The Railway Exchange Building in Muskogee, Oklahoma is one of five skyscraper buildings, ranging from five to ten stories tall, built before 1912 and is listed in the National Register of Historic Places as part of the Pre-Depression Muskogee Skyscrapers Thematic Resources study. The others are:
- Baltimore Hotel,
- Manhattan Building,
- Severs Hotel, and
- Surety Building.

This building is located at the corner of Second and Court Streets in downtown Muskogee.

==Architecture==
This building shares certain characteristics with the others listed above. Its architecture represents the Chicago School of architectural design:
- It has a rectangular shape;
- It is flat roofed;
- It has a two-story base with large display windows;
- Upper story windows are arranged in vertical bands, separated by pilaster-styled mullions;
- Red brick and masonry appear throughout the building.

==Notable tenants==
The 8-story Railway Exchange Building was built to house railway company offices.
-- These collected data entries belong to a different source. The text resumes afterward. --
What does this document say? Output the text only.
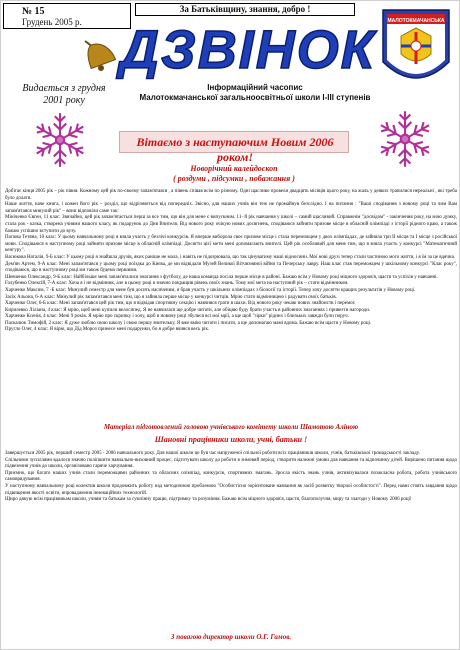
№ 15
Грудень 2005 р.
За Батьківщину, знання, добро !
ДЗВІНОК	МАЛОТОКМАЧАНСЬКА
Видається з грудня
2001 року
Інформаційний часопис
Малотокмачанської загальноосвітньої школи I-III ступенів
Вітаємо з наступаючим Новим 2006 роком!
Новорічний калейдоскоп
( роздуми , підсумки , побажання )

Добігає кінця 2005 рік – рік півня. Кожному цей рік по-своєму запам'ятався , а півень співав всім по різному. Одні щасливо провели двадцять місяців цього року, на жаль у деяких трапилися нереальні , які треба було долати.

Наше життя, наче книга, і кожен його рік – розділ, що відрізняється від попередніх. Звісно, для наших учнів він теж не промайнув безслідно. І на питання : "Ваші сподівання з новому році та чим Вам запам'ятався минулий рік" – вони відповіли саме так:

Мініченко Євген, 11 клас: Звичайно, цей рік запам'ятається перш за все тим, що він для мене є випускним. 11- й рік навчання у школі – самий щасливий. Справжнім "досвідом" - закінчення року, на мою думку, стала рок - казка, створена учнями нашого класу, як подарунок до Дня Вчителя. Від нового року очікую нових досягнень, сподіваюся зайняти призове місце в обласній олімпіаді з історії рідного краю, а також бажаю успішно вступити до вузу.

Попова Тетяна, 10 клас: У цьому навчальному році я взяла участь у безлічі конкурсів. Я вперше виборола своє призове місце і стала переможцем у двох олімпіадах, де зайняла три II місця та I місце з російської мови. Сподіваюся в наступному році зайняти призове місце в обласній олімпіаді. Досягти цієї мети мені допомагають вчителі. Цей рік особливий для мене тим, що я взяла участь у конкурсі "Математичний кенгуру".

Васюкова Наталія, 9-Б клас: У цьому році я знайшла друзів, яких раніше не мала, і навіть не підозрювала, що так цінуватиму наші відносини. Мої нові друзі тепер стали частиною мого життя, і я їм за це вдячна.

Дем'ян Артем, 9-А клас: Мені запам'ятався у цьому році поїздка до Києва, де ми відвідали Музей Великої Вітчизняної війни та Печерську лавру. Наш клас став переможцем у шкільному конкурсі "Клас року", сподіваюся, що в наступному році ми також будемо першими.

Шевченко Олександр, 9-Б клас: Найбільше мені запам'яталися змагання з футболу, де наша команда посіла перше місце в районі. Бажаю всім у Новому році міцного здоров'я, щастя та успіхів у навчанні.

Голубенко Олексій, 7-А клас: Хоча я і не відмінник, але в цьому році я значно покращив рівень своїх знань. Тому мої мета на наступний рік – стати відмінником.

Харченко Максим, 7 -Б клас: Минулий семестр для мене був досить насиченим, я брав участь у шкільних олімпіадах з біології та історії. Тепер хочу досягти кращих результатів у Новому році.

Засік Альона, 6-А клас: Минулий рік запам'ятався мені тим, що я зайняла перше місце у конкурсі читців. Мрію стати відмінницею і радувати своїх батьків.

Харченко Олег, 6-Б клас: Мені запам'ятався цей рік тим, що я відвідав спортивну секцію і навчився грати в шахи. Від нового року чекаю нових знайомств і перемог.

Кирилевко Ліліана, 4 клас: Я мрію, щоб мені купили велосипед. Я не навчилася ще добре читати, але обіцяю буду брати участь в районних змаганнях і привезти нагороди.

Харченко Ксенія, 4 клас: Мені 9 років. Я мрію про скрипку і хочу, щоб в новому році збулися всі мої мрії, а ще щоб "зірки" рідних і близьких завжди були поруч.

Паскалюк Тимофій, 2 клас: Я дуже люблю свою школу і свою першу вчительку. Я вже вмію читати і писати, а ще допомагаю мамі вдома. Бажаю всім щастя у Новому році.

Пругло Олег, 4 клас: Я вірю, що Дід Мороз принесе мені подарунки, бо я добре вчився весь рік.

Матеріал підготовлений головою учнівського комітету школи Шамотою Аліною
Шановні працівники школи, учні, батьки !

Завершується 2005 рік, перший семестр 2005 - 2006 навчального року. Для нашої школи це був час напруженої спільної роботи всіх працівників школи, учнів, батьківської громадськості закладу.

Спільними зусиллями вдалося значно поліпшити навчально-виховний процес, підготувати школу до роботи в зимовий період, створити належні умови для навчання та відпочинку дітей. Вирішено питання щодо підвезення учнів до школи, організовано гаряче харчування.

Приємно, що багато наших учнів стали переможцями районних та обласних олімпіад, конкурсів, спортивних змагань. Зросла якість знань учнів, активізувалася позакласна робота, робота учнівського самоврядування.

У наступному навчальному році колектив школи продовжить роботу над методичною проблемою "Особистісно зорієнтоване навчання як засіб розвитку творчої особистості". Перед нами стоять завдання щодо підвищення якості освіти, впровадження інноваційних технологій.

Щиро дякую всім працівникам школи, учням та батькам за сумлінну працю, підтримку та розуміння. Бажаю всім міцного здоров'я, щастя, благополуччя, миру та злагоди у Новому 2006 році!

З повагою директор школи О.Г. Гамов.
Later, it was used for offices of Muskogee County, Oklahoma. By February 1983, when the application for listing on the National Register of Historic Places (NRHP) was submitted, it was owned by the State of Oklahoma, which used it as an office building. It also housed Connors State College before the school moved to Northeastern State University’s Muskogee campus on Shawnee Bypass. A news article in 2012 indicated that the building had been vacated in December 2011.

==Status==
Plans to renovate this historic building for another purpose have been put on indefinite hold in 2016, because the state has discontinued making such grants for such renovations due to its budget shortfall.